My mother explained to me at that time that people used to die from ear infections if the infection spread to the nearby brain, and, how penicillin was a miracle for all the lives it saved.
How far we have come since the day in March 1942 when a patient was first treated with penicillin! Now we need to be reminded to use soap and water (and not antibiotic-based soaps and dish detergents). We need to be reminded what putting antibiotics into our cows and chickens does to our ability to get rid of infections. We don't want to get germs resistant to all of the drugs we have available and go back to the days when an ear infection was life-threatening. Therefore, it is a good idea to understand some of the underling biology.
First there is the idea that some, "germs," are...good. Can you believe it? Yes, good. Your body has on it (and in it) populations of bacteria. In fact, you can think of it as a bit like a football field with teams (of germs) battling each other to win. The idea is that you want to have enough good germs to win the game (of life). Live cultures help: pickles, sauerkraut, yogurts, cheeses, all with live cultures...not sterilized and sealed in a can, jar, or bag. A healthy diet and sleep and exercise also help. So does washing your hands frequently with a bar soap and water. By the way, did you know that the foamy alcohol-based hand cleaners in hospitals do not kill all the supergerms (VRE, C-diff, MRSA, etc.:That takes soap and water and sometimes chlorine bleach.)?

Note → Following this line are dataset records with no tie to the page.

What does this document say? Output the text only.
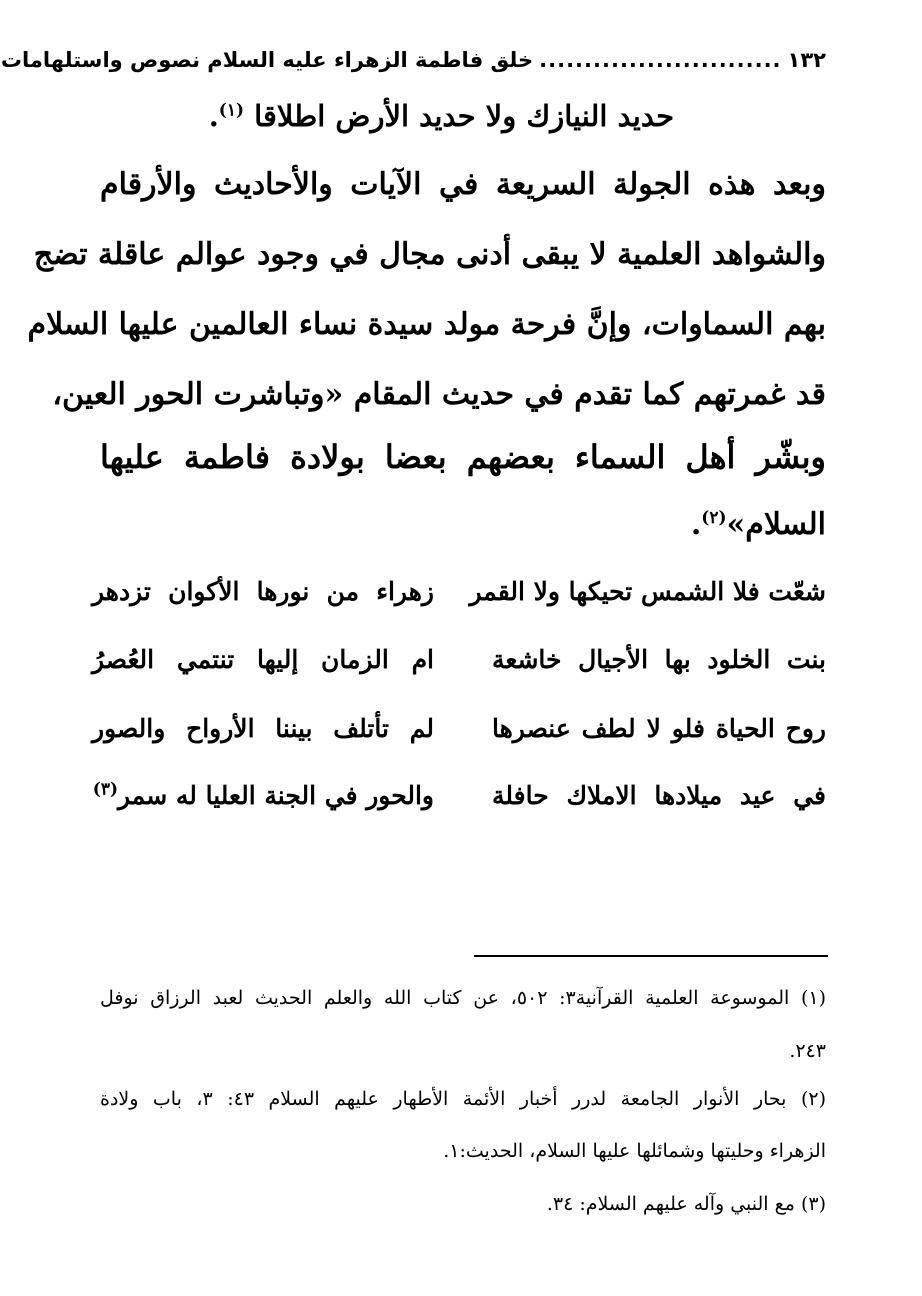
١٣٢
...........................
خلق فاطمة الزهراء عليه السلام نصوص واستلهامات
حديد النيازك ولا حديد الأرض اطلاقا $^{(١)}$.
وبعد هذه الجولة السريعة في الآيات والأحاديث والأرقام
والشواهد العلمية لا يبقى أدنى مجال في وجود عوالم عاقلة تضج
بهم السماوات، وإنَّ فرحة مولد سيدة نساء العالمين عليها السلام
قد غمرتهم كما تقدم في حديث المقام «وتباشرت الحور العين،
وبشّر أهل السماء بعضهم بعضا بولادة فاطمة عليها
السلام»$^{(٢)}$.
شعّت فلا الشمس تحيكها ولا القمر
زهراء من نورها الأكوان تزدهر
بنت الخلود بها الأجيال خاشعة
ام الزمان إليها تنتمي العُصرُ
روح الحياة فلو لا لطف عنصرها
لم تأتلف بيننا الأرواح والصور
في عيد ميلادها الاملاك حافلة
والحور في الجنة العليا له سمر$^{(٣)}$
(١) الموسوعة العلمية القرآنية٣: ٥٠٢، عن كتاب الله والعلم الحديث لعبد الرزاق نوفل
٢٤٣.
(٢) بحار الأنوار الجامعة لدرر أخبار الأئمة الأطهار عليهم السلام ٤٣: ٣، باب ولادة
الزهراء وحليتها وشمائلها عليها السلام، الحديث:١.
(٣) مع النبي وآله عليهم السلام: ٣٤.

Second of all is the idea that we are organisms like germs are organisms. We have the same chemicals in our DNA, our genetic material, as the bacteria do. Hmmm! That means some things bad for them are bad for us, too! Lets use fungi for an example here. Do you know anyone with toenail fungus? It sure is hard to get rid of that organism without hurting the person, too. The pills for eliminating the fungus adversely affect the human. Liver and kidneys work overtime. Bacteria, too, share the same kind of DNA chemicals: the ones we need for life.
This brings us to the third and major point: To battle germs, we need to remember and use the concept of the unity and diversity of life. The unity comes about when we reflect on how the genetic chemicals the adenine, guanine, cytosine and thymine that link in A-T and G-C pairs to form, "the steps on the twisted ladder," that is the DNA molecule. This molecule is similar in all organisms, of course, each bearing its own sequence of nucleotide base pairs. That is the, "unity," of life part. We and bacteria use the same types of metabolism or body chemistry. Of course, you don't look like a bacterium, or for that matter, you don't look like a fungus, either. That is the diversity part. It is the play between the unity and diversity of life that enables us to use drugs like penicillin to get rid of the bacteria. For fungi, because their chemistry is closer to our own than bacterial chemistry is, it is harder to eliminate the fungi.
Let's look at drugs in our food and water supply. I can't do all the thinking for you. Use Reach Reading<^>TM<^> and get into the journal articles. Each of us needs to form our own opinions based on data, and then, we can inform public policy. In the United States, we can inform our Senators and Congressional Representatives. In other countries, use the mechanisms in place there. We can wash our hands with soap and water. We can eat kimchee, yogurt and other healty-bacteria laden foods. We must work together globally to stay ahead of, "bad germs," and enhance populations of, "good germs." Each of us has an important role to play. The reminder on penicillin in today's news item is a good place to start.